Os dados revelam que cerca de 20,4% dos idosos no Brasil têm dificuldades para realizar pelo menos uma atividade diária básica, como tomar banho, se vestir ou se locomover. Isso representa cerca de 6,5 milhões de pessoas que vivem com algum grau de limitação funcional. A situação é alarmante, especialmente considerando que apenas 37,9% dos idosos que enfrentam essas dificuldades recebem algum tipo de apoio ou assistência, o que significa que a maioria deles lida com essas limitações sem ajuda.

O estudo também destaca que o percentual de idosos com limitações funcionais aumenta com a idade. Para aqueles entre 60 e 69 anos, a taxa é de 13,9%, enquanto para pessoas com 80 anos ou mais, esse número sobe para 44,2%. Além disso, as mulheres parecem ser mais afetadas, com 23,1% delas relatando dificuldades nas atividades cotidianas, em comparação com 17% dos homens.

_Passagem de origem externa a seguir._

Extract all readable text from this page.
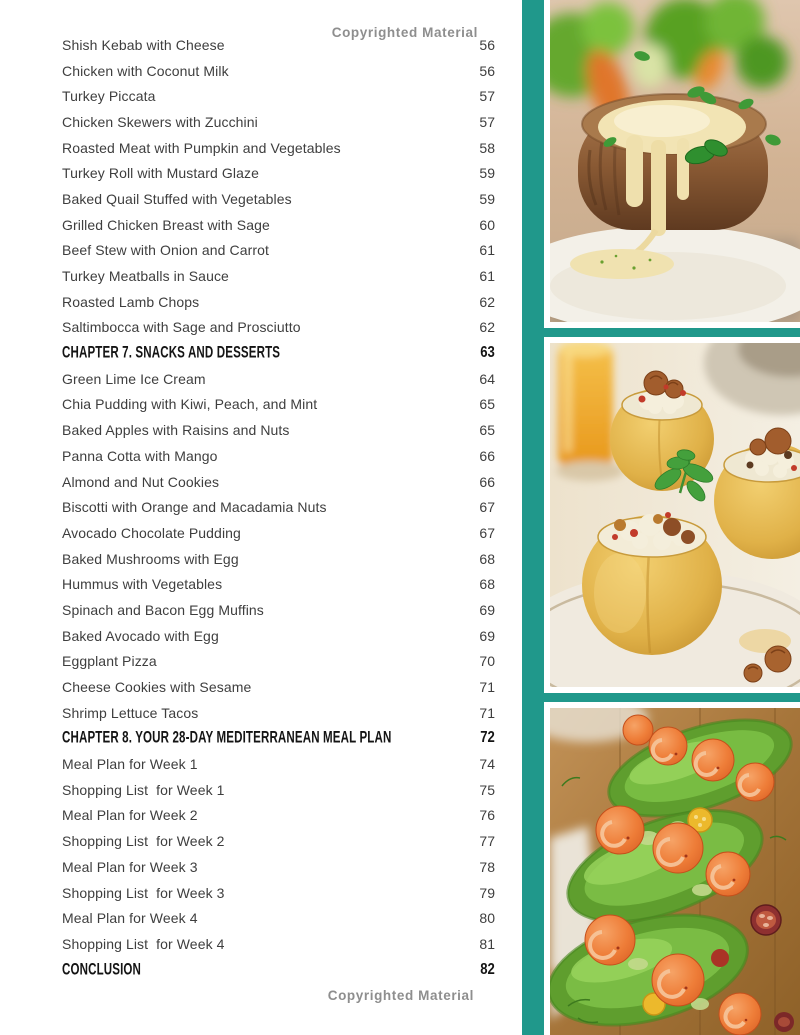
Copyrighted Material
Shish Kebab with Cheese	56
Chicken with Coconut Milk	56
Turkey Piccata	57
Chicken Skewers with Zucchini	57
Roasted Meat with Pumpkin and Vegetables	58
Turkey Roll with Mustard Glaze	59
Baked Quail Stuffed with Vegetables	59
Grilled Chicken Breast with Sage	60
Beef Stew with Onion and Carrot	61
Turkey Meatballs in Sauce	61
Roasted Lamb Chops	62
Saltimbocca with Sage and Prosciutto	62
CHAPTER 7. SNACKS AND DESSERTS	63
Green Lime Ice Cream	64
Chia Pudding with Kiwi, Peach, and Mint	65
Baked Apples with Raisins and Nuts	65
Panna Cotta with Mango	66
Almond and Nut Cookies	66
Biscotti with Orange and Macadamia Nuts	67
Avocado Chocolate Pudding	67
Baked Mushrooms with Egg	68
Hummus with Vegetables	68
Spinach and Bacon Egg Muffins	69
Baked Avocado with Egg	69
Eggplant Pizza	70
Cheese Cookies with Sesame	71
Shrimp Lettuce Tacos	71
CHAPTER 8. YOUR 28-DAY MEDITERRANEAN MEAL PLAN	72
Meal Plan for Week 1	74
Shopping List  for Week 1	75
Meal Plan for Week 2	76
Shopping List  for Week 2	77
Meal Plan for Week 3	78
Shopping List  for Week 3	79
Meal Plan for Week 4	80
Shopping List  for Week 4	81
CONCLUSION	82
Copyrighted Material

Outro aspecto preocupante abordado no levantamento é a falta de formação dos cuidadores. Apenas 5,8% dos cuidadores entrevistados afirmaram ter recebido algum tipo de treinamento específico para desempenhar essa função, o que indica uma deficiência nas políticas públicas que deveriam oferecer suporte e capacitação a familiares e cuidadores informais.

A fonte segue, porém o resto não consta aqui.